Hampered by injury, a weak roster, worn out pitchers and a lineup who seemed to take their batting cues from Jack Wilson, the Braves collapsed like a house of cards last September. In spite of winter promises to make sure that wouldn’t happen, the most significant off season announcement was that there would be no big announcements because we were broke.

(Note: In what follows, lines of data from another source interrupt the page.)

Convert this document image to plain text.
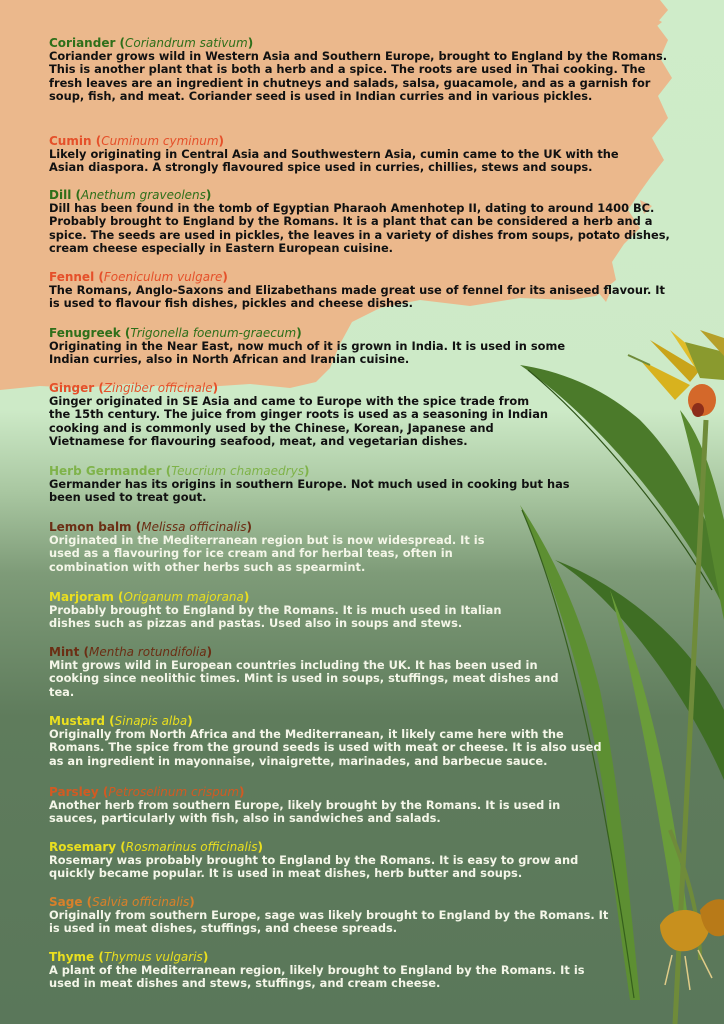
Coriander (Coriandrum sativum)

Coriander grows wild in Western Asia and Southern Europe, brought to England by the Romans. This is another plant that is both a herb and a spice. The roots are used in Thai cooking. The fresh leaves are an ingredient in chutneys and salads, salsa, guacamole, and as a garnish for soup, fish, and meat. Coriander seed is used in Indian curries and in various pickles.

Cumin (Cuminum cyminum)

Likely originating in Central Asia and Southwestern Asia, cumin came to the UK with the Asian diaspora. A strongly flavoured spice used in curries, chillies, stews and soups.

Dill (Anethum graveolens)

Dill has been found in the tomb of Egyptian Pharaoh Amenhotep II, dating to around 1400 BC. Probably brought to England by the Romans. It is a plant that can be considered a herb and a spice. The seeds are used in pickles, the leaves in a variety of dishes from soups, potato dishes, cream cheese especially in Eastern European cuisine.

Fennel (Foeniculum vulgare)

The Romans, Anglo-Saxons and Elizabethans made great use of fennel for its aniseed flavour. It is used to flavour fish dishes, pickles and cheese dishes.

Fenugreek (Trigonella foenum-graecum)

Originating in the Near East, now much of it is grown in India. It is used in some Indian curries, also in North African and Iranian cuisine.

Ginger (Zingiber officinale)

Ginger originated in SE Asia and came to Europe with the spice trade from the 15th century. The juice from ginger roots is used as a seasoning in Indian cooking and is commonly used by the Chinese, Korean, Japanese and Vietnamese for flavouring seafood, meat, and vegetarian dishes.

Herb Germander (Teucrium chamaedrys)

Germander has its origins in southern Europe. Not much used in cooking but has been used to treat gout.

Lemon balm (Melissa officinalis)

Originated in the Mediterranean region but is now widespread. It is used as a flavouring for ice cream and for herbal teas, often in combination with other herbs such as spearmint.

Marjoram (Origanum majorana)

Probably brought to England by the Romans. It is much used in Italian dishes such as pizzas and pastas. Used also in soups and stews.

Mint (Mentha rotundifolia)

Mint grows wild in European countries including the UK. It has been used in cooking since neolithic times. Mint is used in soups, stuffings, meat dishes and tea.

Mustard (Sinapis alba)

Originally from North Africa and the Mediterranean, it likely came here with the Romans. The spice from the ground seeds is used with meat or cheese. It is also used as an ingredient in mayonnaise, vinaigrette, marinades, and barbecue sauce.

Parsley (Petroselinum crispum)

Another herb from southern Europe, likely brought by the Romans. It is used in sauces, particularly with fish, also in sandwiches and salads.

Rosemary (Rosmarinus officinalis)

Rosemary was probably brought to England by the Romans. It is easy to grow and quickly became popular. It is used in meat dishes, herb butter and soups.

Sage (Salvia officinalis)

Originally from southern Europe, sage was likely brought to England by the Romans. It is used in meat dishes, stuffings, and cheese spreads.

Thyme (Thymus vulgaris)

A plant of the Mediterranean region, likely brought to England by the Romans. It is used in meat dishes and stews, stuffings, and cream cheese.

It is once again September and we have a couple of significant injuries. Though Andrelton Simmons will return soon both McCann and David Ross are hurt badly enough that they hit like . . .well Jack Wilson (sorry Jack I really did like you, pity you couldn’t fall over and hit the ground.) The Uggla power outage seems to require rewiring, Tommy Hanson is pitching like a number five starter and Ben Sheets is an unknown quantity when he returns from the DL. In spite of adding Reed Johnson at the deadline nothing has been done to plug the other holes. Gonzalez has a vested interest in making sure we don’t implode again like we did in 2012 and at least get to the Wildcard death match game; he wants to be managing next year somewhere and if the Braves don’t he won’t.
In the last two games the Braves are 0-18 with runners in scoring position. . . .against the Rockies who lead the league in runs allowed behind even the Astros. The Rockies are tougher to score on while traveling but still have a team 4.33 ERA when on the road.Championship teams beat teams like Colorado to death in September, in spite of all the feel good ‘they like to be spoilers talk’. The Nationals for example scored 31 runs in four games against the Cardinals (I know they lost one but the Cards are the second place Wildcard team) then turn around and scored 22 runs against the Cubs while sweeping three.
If Rutledge hadn’t tossed the ball into the dugout (admittedly Freeman was coming at him like a train so there was duress) we might have gone to extra innings again. Without Scott Proctor’s bat, Julio Lugo’s … running(?) or something. . .and an umpire that wants to go home and go to bed, we might have played all night long.